SOS Racisme/Licra : un « bilan positif » du plan Leproux
SOS Racisme et la Licra viennent simultanément de rendre publique leur analyse (par un communiqué et un rapport) de la situation en matière de violence et de racisme au PSG, et plus largement dans le foot français. Globalement les deux associations apportent leur soutien au plan Leproux « dont elle [la Licra] s’attache à suivre de près l’application » . Hermann Ebongue, vice-président de SOS Racisme (investi dans une commission d’observation de la situation parisienne), renchérit en affirmant dans Le Parisien que « l’équilibre est encore fragile mais le bilan est positif » . Et SOS Racisme de constater la quasi-disparition des slogans racistes et autres débordements dans les tribunes du Parc des Princes (en oubliant néanmoins que les affrontements à caractère politique se sont partiellement déplacés dans la rue).

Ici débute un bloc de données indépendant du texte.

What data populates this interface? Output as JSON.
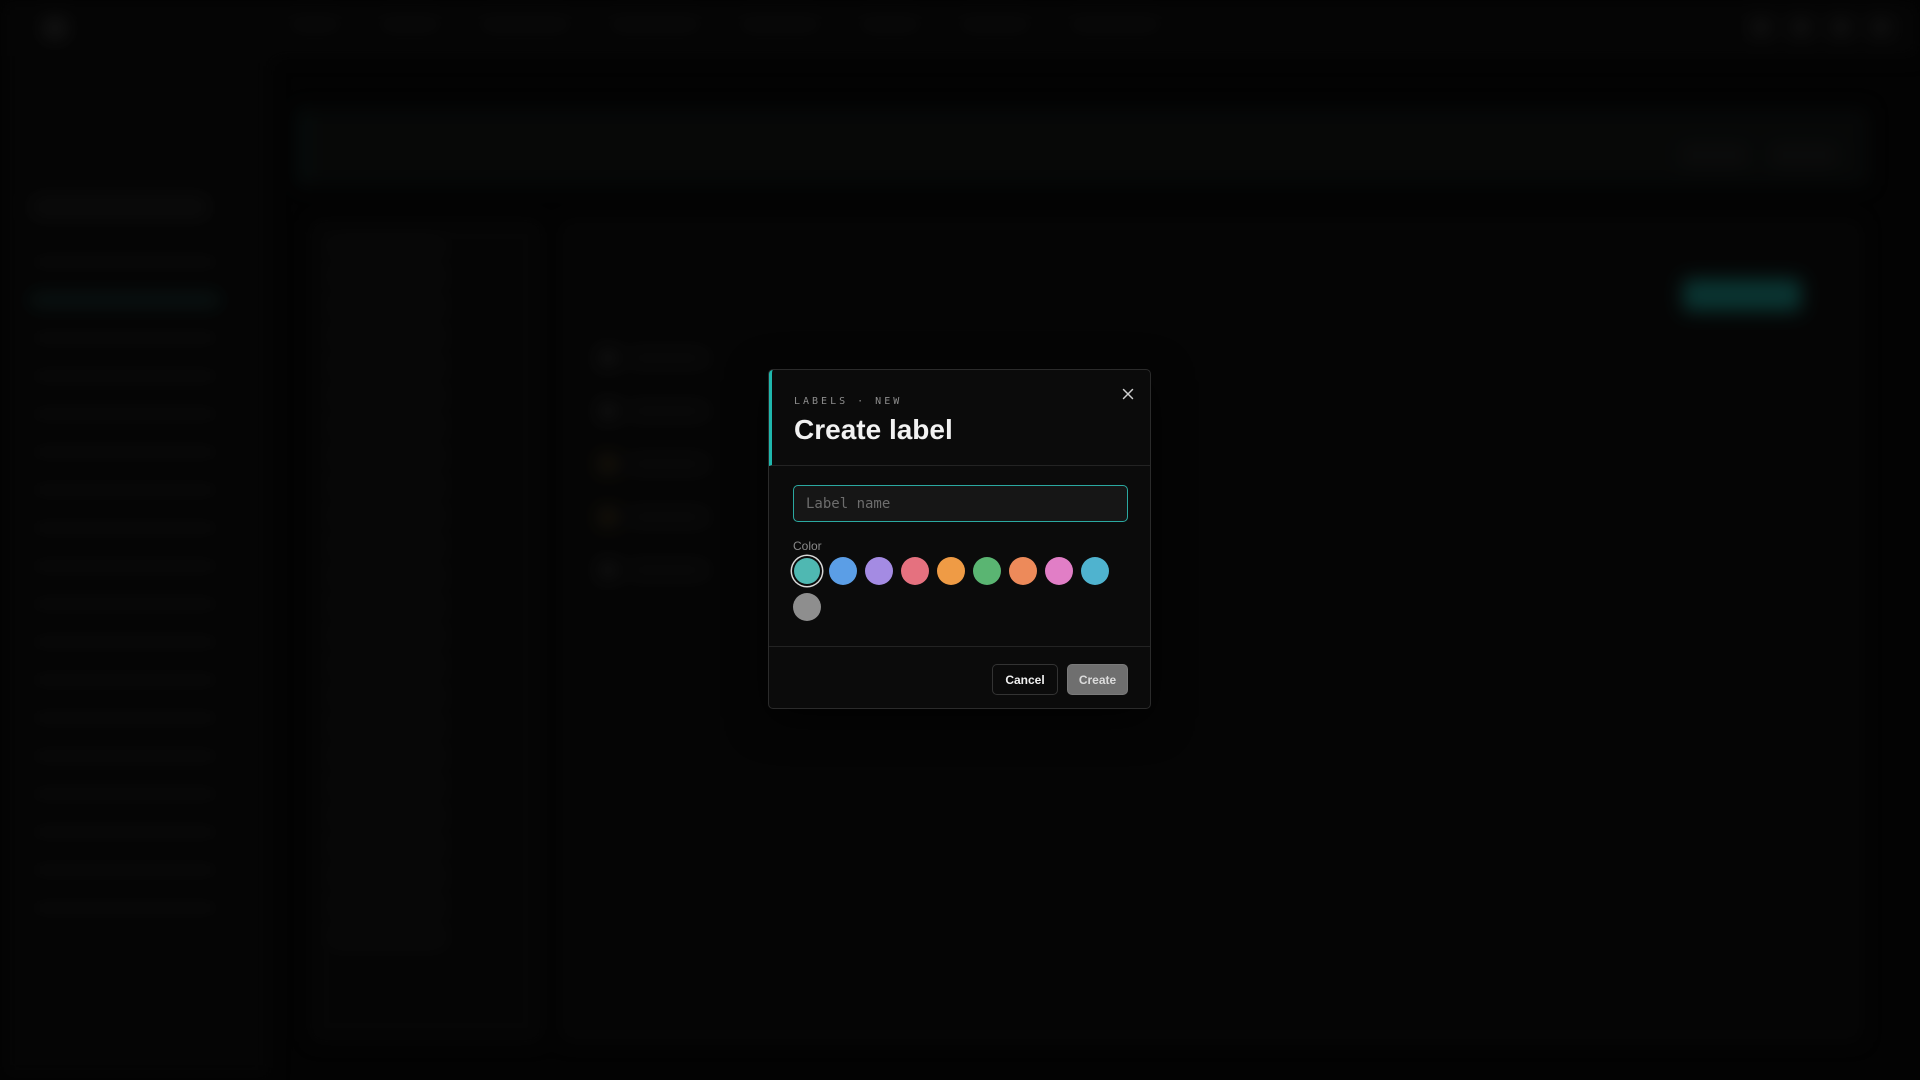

Élargissant son regard à l’ensemble du pays, la Licra s’inquiète de voir monter les incidents dans les divisions inférieures et pointe, à juste titre, « la persistance d’un activisme de groupuscules politiques dans le football comme l’illustrent les agissements de l’association “Lyon Dissident” près du stade de Gerland à Lyon » .
Jusque-là, ces deux associations sont parfaitement dans leur rôle. Mais dans son rapport, dont la teneur a été partiellement révélée par nos confrères du Parisien, SOS Racisme semble aller beaucoup plus loin. Ainsi, l’association regrette le maintien de rassemblements occasionnels de groupes d’une « dizaine » de personnes des ex-Virages, au placement pourtant rendu « aléatoire » par le plan Leproux, en bas de ces tribunes (et là on se demande franchement ce qui les ennuie) et s’inquiète de la consommation de produits illicites stupéfiants dans les gradins (et là on se demande vraiment où est la relation avec la lutte contre le racisme).

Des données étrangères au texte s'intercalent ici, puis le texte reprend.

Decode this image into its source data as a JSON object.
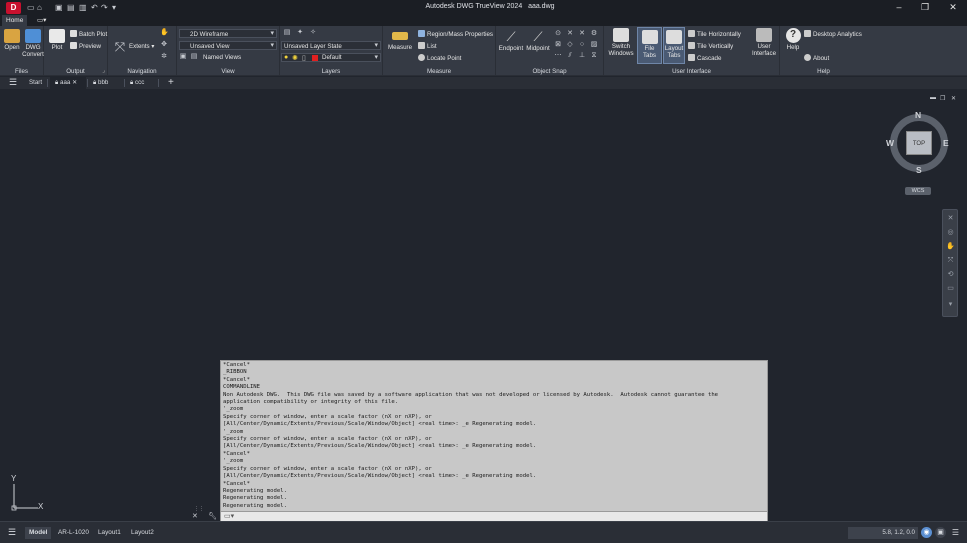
{
  "app": {
    "logo_letter": "D",
    "title": "Autodesk DWG TrueView 2024",
    "filename": "aaa.dwg"
  },
  "ribbon": {
    "tabs": [
      "Home",
      "▭▾"
    ],
    "panels": {
      "files": {
        "title": "Files",
        "open": "Open",
        "dwg_convert_1": "DWG",
        "dwg_convert_2": "Convert"
      },
      "output": {
        "title": "Output",
        "plot": "Plot",
        "batch_plot": "Batch Plot",
        "preview": "Preview"
      },
      "navigation": {
        "title": "Navigation",
        "extents": "Extents"
      },
      "view": {
        "title": "View",
        "visual_style": "2D Wireframe",
        "saved_view": "Unsaved View",
        "named_views": "Named Views"
      },
      "layers": {
        "title": "Layers",
        "layer_state": "Unsaved Layer State",
        "current_layer": "Default"
      },
      "measure": {
        "title": "Measure",
        "measure": "Measure",
        "region_props": "Region/Mass Properties",
        "list": "List",
        "locate_point": "Locate Point"
      },
      "object_snap": {
        "title": "Object Snap",
        "endpoint": "Endpoint",
        "midpoint": "Midpoint"
      },
      "user_interface": {
        "title": "User Interface",
        "switch_windows_1": "Switch",
        "switch_windows_2": "Windows",
        "file_tabs": "File Tabs",
        "layout_tabs_1": "Layout",
        "layout_tabs_2": "Tabs",
        "tile_h": "Tile Horizontally",
        "tile_v": "Tile Vertically",
        "cascade": "Cascade",
        "user_interface_1": "User",
        "user_interface_2": "Interface"
      },
      "help": {
        "title": "Help",
        "help": "Help",
        "desktop_analytics": "Desktop Analytics",
        "about": "About"
      }
    }
  },
  "file_tabs": [
    {
      "label": "Start"
    },
    {
      "label": "aaa",
      "locked": true,
      "active": true
    },
    {
      "label": "bbb",
      "locked": true
    },
    {
      "label": "ccc",
      "locked": true
    }
  ],
  "viewcube": {
    "face": "TOP",
    "north": "N",
    "south": "S",
    "east": "E",
    "west": "W",
    "wcs": "WCS"
  },
  "ucs": {
    "x": "X",
    "y": "Y"
  },
  "command_history": [
    "*Cancel*",
    "_RIBBON",
    "*Cancel*",
    "COMMANDLINE",
    "Non Autodesk DWG.  This DWG file was saved by a software application that was not developed or licensed by Autodesk.  Autodesk cannot guarantee the",
    "application compatibility or integrity of this file.",
    "'_zoom",
    "Specify corner of window, enter a scale factor (nX or nXP), or",
    "[All/Center/Dynamic/Extents/Previous/Scale/Window/Object] <real time>: _e Regenerating model.",
    "'_zoom",
    "Specify corner of window, enter a scale factor (nX or nXP), or",
    "[All/Center/Dynamic/Extents/Previous/Scale/Window/Object] <real time>: _e Regenerating model.",
    "*Cancel*",
    "'_zoom",
    "Specify corner of window, enter a scale factor (nX or nXP), or",
    "[All/Center/Dynamic/Extents/Previous/Scale/Window/Object] <real time>: _e Regenerating model.",
    "*Cancel*",
    "Regenerating model.",
    "Regenerating model.",
    "Regenerating model."
  ],
  "command_input": {
    "placeholder": ""
  },
  "status": {
    "layout_tabs": [
      "Model",
      "AR-L-1020",
      "Layout1",
      "Layout2"
    ],
    "coordinates": "5.8, 1.2, 0.0"
  },
  "colors": {
    "accent": "#c8102e",
    "ribbon_bg": "#353a44",
    "canvas_bg": "#21252d",
    "cmd_bg": "#c8c8c8"
  }
}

Sur le fond, il y a aussi un petit hic : aucune de ces deux associations ne semble se poser la question de la pertinence des mesures prises par le gouvernement à l’encontre des supporters. « Ces événements dramatiques [la mort de Yann Lorence le 28 février 2010 à la suite d’affrontements entre supporters parisiens en marge de PSG-OM] ont conduit les pouvoirs publics, le Ministère de l’Intérieur en tête, à prendre toute la mesure d’un problème qui perdurait depuis plus de vingt ans : nouvelles dispositions législatives, multiplication des interdictions de stade, dissolutions d’associations, condamnations en justice, etc. » se félicite la Licra. Pourtant, au-delà de la légitime volonté de combattre la xénophobie et la violence, ces décisions touchent de nombreux supporters n’étant ni dangereux, ni racistes. Il serait bon de s’en inquiéter, d’autant que la LOPPSI 2 renforce les soupçons d’un traitement discriminatoire et attentatoire aux libertés individuelles envers de nombreux supporters, bien au-delà des hooligans.
On aimerait donc que ces associations invitent les pouvoirs publics à se centrer sur les problèmes graves. A en lire les extraits du rapport de SOS Racisme, on est quand même pris d’un léger doute. Profitant sans doute d’une expérience plus ancienne en ce qui concerne le racisme dans le sport, la LICRA fait preuve dans son communiqué de plus de mesure et de lucidité. Ainsi, à l’instar du “Livre vert du supporterisme”, elle « encourage les clubs professionnels à ce que ces mesures répressives soient accompagnées par un renforcement des programmes de prévention auprès des supporters, comme il en existe déjà avec succès en Allemagne » .
Enfin, on aimerait alerter la LICRA et SOS Racisme sur un fait troublant : les associations de supporters qui, avant le dramatique 28 février 2010, luttaient ouvertement contre le racisme (Supras et Authentiks en tête) sont aujourd’hui les seules à ne plus être invitées à discuter avec les dirigeants du PSG. Bien sûr, du fait de leurs dissolutions, ces associations ne peuvent plus s’exprimer officiellement. Il n’empêche : faire taire les plus antiracistes pour lutter contre le racisme, ça interpelle.